Pending Home Sales, M/M Chg. - Consensus for December: +0.8%
Range: -0.5% to +2.0%
Sharp slowing is the Econoday consensus for the first estimate of fourth-quarter GDP, to plus 0.9 percent from the third-quarter's plus 2.0 percent. A widening in the trade gap and slowing in inventory accumulation are expected to have held down growth. Personal spending, following the lackluster holiday shopping season, is also expected to have slowed. But residential investment, reflecting strength in housing, is expected to be a positive.

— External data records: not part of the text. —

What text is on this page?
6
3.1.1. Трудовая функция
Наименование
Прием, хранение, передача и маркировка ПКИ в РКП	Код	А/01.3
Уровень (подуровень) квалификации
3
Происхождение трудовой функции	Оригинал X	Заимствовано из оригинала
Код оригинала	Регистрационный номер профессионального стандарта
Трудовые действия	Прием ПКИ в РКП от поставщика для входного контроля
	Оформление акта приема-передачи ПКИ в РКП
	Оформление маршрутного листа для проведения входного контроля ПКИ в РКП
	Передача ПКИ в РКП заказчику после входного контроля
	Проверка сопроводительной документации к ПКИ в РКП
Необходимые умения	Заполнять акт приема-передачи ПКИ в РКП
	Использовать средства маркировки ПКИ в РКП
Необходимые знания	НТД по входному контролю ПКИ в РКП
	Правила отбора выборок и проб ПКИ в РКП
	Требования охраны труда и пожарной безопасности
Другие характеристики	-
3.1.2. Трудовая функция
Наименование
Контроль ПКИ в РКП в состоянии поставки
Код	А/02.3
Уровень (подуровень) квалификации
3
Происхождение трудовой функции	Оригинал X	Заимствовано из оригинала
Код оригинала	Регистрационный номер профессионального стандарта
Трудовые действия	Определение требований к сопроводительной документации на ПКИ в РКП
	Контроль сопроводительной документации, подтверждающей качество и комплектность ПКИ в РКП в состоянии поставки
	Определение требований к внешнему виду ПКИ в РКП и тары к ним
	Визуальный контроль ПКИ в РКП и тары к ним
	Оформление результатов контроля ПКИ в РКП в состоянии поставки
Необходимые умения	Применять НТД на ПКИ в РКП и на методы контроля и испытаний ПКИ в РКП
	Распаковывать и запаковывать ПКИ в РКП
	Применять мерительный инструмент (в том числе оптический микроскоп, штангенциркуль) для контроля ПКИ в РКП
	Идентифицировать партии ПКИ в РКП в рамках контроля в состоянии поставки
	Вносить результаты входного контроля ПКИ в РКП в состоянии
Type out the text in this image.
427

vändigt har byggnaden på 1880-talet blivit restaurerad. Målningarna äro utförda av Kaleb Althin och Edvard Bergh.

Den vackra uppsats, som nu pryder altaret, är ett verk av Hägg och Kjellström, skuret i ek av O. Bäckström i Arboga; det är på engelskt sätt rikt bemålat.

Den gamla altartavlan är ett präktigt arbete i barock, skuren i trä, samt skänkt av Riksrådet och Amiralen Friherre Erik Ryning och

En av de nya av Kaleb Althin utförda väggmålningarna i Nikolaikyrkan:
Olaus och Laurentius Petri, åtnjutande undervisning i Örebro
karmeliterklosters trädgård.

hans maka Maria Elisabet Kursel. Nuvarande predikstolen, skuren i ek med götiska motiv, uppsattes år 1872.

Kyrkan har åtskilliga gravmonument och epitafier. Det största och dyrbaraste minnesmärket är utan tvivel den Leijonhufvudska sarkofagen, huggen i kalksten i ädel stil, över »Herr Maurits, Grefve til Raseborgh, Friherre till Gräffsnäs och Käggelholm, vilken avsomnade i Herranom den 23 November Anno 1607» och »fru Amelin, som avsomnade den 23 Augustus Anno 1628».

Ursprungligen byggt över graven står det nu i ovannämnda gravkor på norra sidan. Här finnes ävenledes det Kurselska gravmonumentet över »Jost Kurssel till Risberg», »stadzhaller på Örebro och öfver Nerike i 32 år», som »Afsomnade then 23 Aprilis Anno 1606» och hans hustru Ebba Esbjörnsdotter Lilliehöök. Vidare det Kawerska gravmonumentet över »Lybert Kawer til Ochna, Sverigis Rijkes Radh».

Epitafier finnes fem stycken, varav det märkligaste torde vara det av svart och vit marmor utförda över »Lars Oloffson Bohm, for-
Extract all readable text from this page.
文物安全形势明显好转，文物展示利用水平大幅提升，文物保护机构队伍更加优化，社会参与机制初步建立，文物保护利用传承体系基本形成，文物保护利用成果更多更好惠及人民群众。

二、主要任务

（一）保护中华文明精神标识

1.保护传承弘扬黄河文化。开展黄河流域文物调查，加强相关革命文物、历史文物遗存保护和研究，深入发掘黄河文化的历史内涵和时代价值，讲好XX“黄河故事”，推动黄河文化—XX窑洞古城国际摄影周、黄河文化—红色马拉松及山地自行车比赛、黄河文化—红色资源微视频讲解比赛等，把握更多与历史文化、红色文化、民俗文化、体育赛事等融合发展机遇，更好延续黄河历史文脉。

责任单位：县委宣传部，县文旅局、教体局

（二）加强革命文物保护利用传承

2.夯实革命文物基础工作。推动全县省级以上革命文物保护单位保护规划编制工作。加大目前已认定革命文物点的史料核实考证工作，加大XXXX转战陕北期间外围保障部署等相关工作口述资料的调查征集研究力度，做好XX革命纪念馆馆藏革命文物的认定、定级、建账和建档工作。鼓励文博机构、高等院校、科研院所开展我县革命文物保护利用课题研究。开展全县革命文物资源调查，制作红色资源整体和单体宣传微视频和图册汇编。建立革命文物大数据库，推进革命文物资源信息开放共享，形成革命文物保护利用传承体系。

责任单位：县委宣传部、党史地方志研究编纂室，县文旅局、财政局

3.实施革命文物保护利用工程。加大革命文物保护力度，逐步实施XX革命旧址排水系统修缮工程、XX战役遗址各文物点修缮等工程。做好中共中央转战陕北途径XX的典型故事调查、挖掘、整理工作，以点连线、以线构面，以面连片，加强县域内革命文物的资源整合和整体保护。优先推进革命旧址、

Real GDP, 4th Quarter, 1st Estimate, Annualized Rate - Consensus Forecast: +0.9%
Range: 0.0% to +2.3%
GDP Price Index, 4th Quarter, 1st Estimate - Consensus Forecast: +0.9%
Range: +0.2% to +1.3%
The international trade in goods is expected to narrow slightly in December to an advance reading of $60.1 billion. Declines in imports have been helping to narrow the gap though exports have been stubbornly weak, reflecting weak global demand made weaker for U.S. goods by the strength of the dollar.
International Trade In Goods, M/M Chg - Consensus Forecast for December: -$60.1 billion
Range: -$62.0 to -$58.0 billion
The impact of the employment cost index cannot be exaggerated with its results helping to shape inflation expectations among policy makers. Upward trends in this report are expected to be underscored by the fourth-quarter report where forecasters see a second straight outsized quarterly gain of 0.6 percent, one that would likely raise long-awaited talk of wage inflation.
Employment Cost Index, Q/Q Chg. - Consensus for 4th Quarter: +0.6%
Range: +0.4% to +0.8%
The Chicago PMI is expected to indicate a third month of contraction for the area's economy in January though, at an Econoday consensus of 45.5, less contraction than December's unusually low 42.9. Order readings have been especially weak in this report, one that tracks the whole scope of the Chicago area's economy. Note that volatility is not unusual for this report.
Chicago PMI - Consensus for December: 45.5
Range: 44.0 to 47.5
Consumer confidence measures have yet to pick up much concern over declines in stocks and volatility in the global markets. This includes the consumer sentiment index which came in at better-than-expected 93.3 in the January flash. The final reading for January isn't expected to show much change, at a consensus 93.0. Resiliency and patience in the consumer could be pointing to unexpected economic strength for the first quarter.